= Lorenzo Pace =

American sculptor

Lorenzo Pace (born 1943) is an American artist best known for his African Burial Ground Memorial sculpture in New York City, Triumph of the Human Spirit.

==Biography==
Pace, who had 12 siblings, was born in Birmingham, Alabama, where his father was a minister in the Church of God in Christ. He spent his youth in Chicago, except for a year spent abroad studying in Paris. By the time he returned to Chicago, he was determined to become an artist and soon was inspired by a wood carving of the Last Supper to pursue that specialty.

Pace had his first exhibition at the South Side Community Art Center, where a University of Illinois at Chicago (UIC) dean lured him to the UIC art school with a full scholarship. After one year there, he transferred to the School of the Art Institute of Chicago (SAIC), again on a scholarship, where he attained Bachelor of Fine Arts and Master of Fine Arts degrees.
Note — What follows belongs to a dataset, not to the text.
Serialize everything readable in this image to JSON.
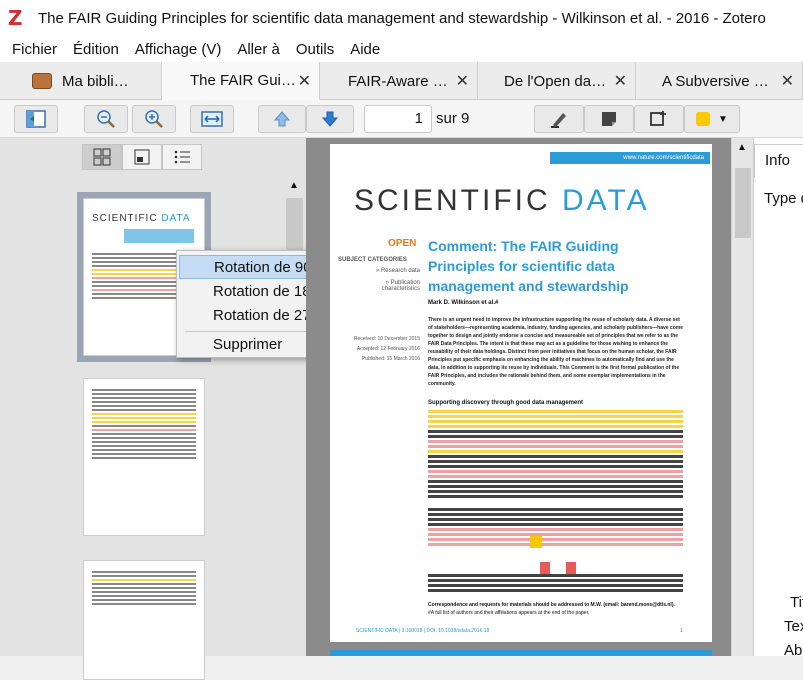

He attended the Illinois State University’s (ISU) School of Art in Normal, Illinois after being introduced to chairman Fred Mills by SAIC president Donald Irving. At the outset of his dissertation defense, Pace performed a flute concerto by candlelight. Under thesis advisor Max Rennels, he obtained his doctorate in art education from ISU in 1978. After teaching at UIC, he moved to New York City where he became part of the Harlem arts community. Pace has also taught at Medgar Evers College and served as director of the Montclair State University art galleries, a position he was first appointed to in 1988.

In 2000, his black granite abstract monument, Triumph of the Human Spirit, was dedicated; it had been commissioned eight years earlier and rejected twice along the way. It was funded by New York City's Percent for Art to be the centerpiece of Foley Square in Lower Manhattan and as a memorial to the nearby rediscovered African burial ground located at what is now known as African Burial Ground National Monument. The top-level crown is based on the Chiwara female antelope forms in Bambaran art. The middle-level long form represents the Middle Passage slaves endured in the Atlantic slave trade. At the front, a replica of Pace's forefather Steve Pace's slave lock, a family heirloom, is embedded into the work.
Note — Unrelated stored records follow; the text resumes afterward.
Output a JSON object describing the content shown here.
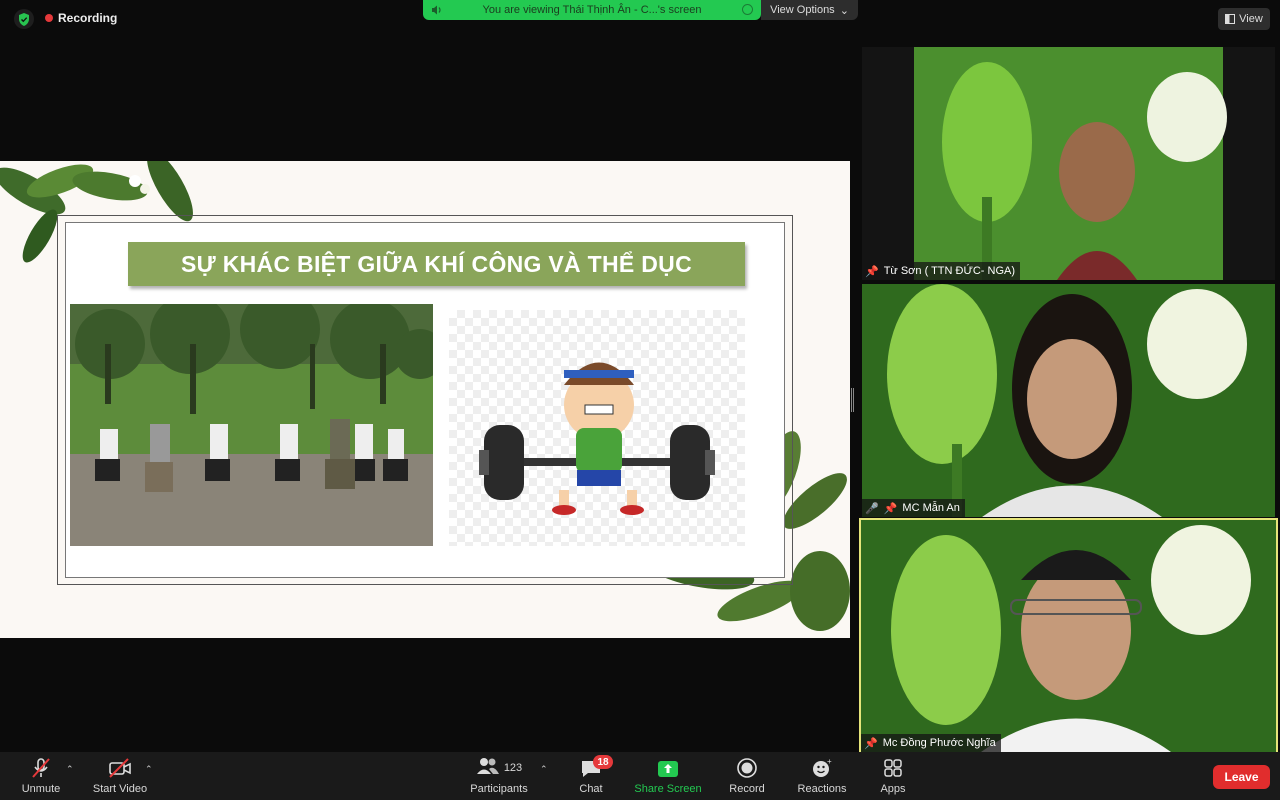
{
  "top": {
    "recording_label": "Recording",
    "viewing_text": "You are viewing Thái Thịnh Ân - C...'s screen",
    "view_options_label": "View Options",
    "view_label": "View"
  },
  "slide": {
    "title": "SỰ KHÁC BIỆT GIỮA KHÍ CÔNG VÀ THỂ DỤC"
  },
  "participants_tiles": [
    {
      "name": "Từ Sơn ( TTN ĐỨC- NGA)"
    },
    {
      "name": "MC Mẫn An"
    },
    {
      "name": "Mc Đồng Phước Nghĩa"
    }
  ],
  "toolbar": {
    "unmute": "Unmute",
    "start_video": "Start Video",
    "participants_label": "Participants",
    "participants_count": "123",
    "chat_label": "Chat",
    "chat_badge": "18",
    "share_label": "Share Screen",
    "record_label": "Record",
    "reactions_label": "Reactions",
    "apps_label": "Apps",
    "leave_label": "Leave"
  },
  "colors": {
    "share_green": "#23c951",
    "leave_red": "#e12d2d",
    "slide_title_bg": "#8aa55a",
    "active_speaker_border": "#e6e57a"
  }
}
Pace has exhibited at the Birmingham Civil Rights Institute in Birmingham, Alabama, as well as galleries in Brazil, China, France, Peru, Senegal, and Suriname.

Pace is also the author of Jalani and the Lock, a children's book which tells the story behind his ancestor's captive restraint which became a familial keepsake.

Pace works at the University of Texas Rio Grande Valley as a professor of art.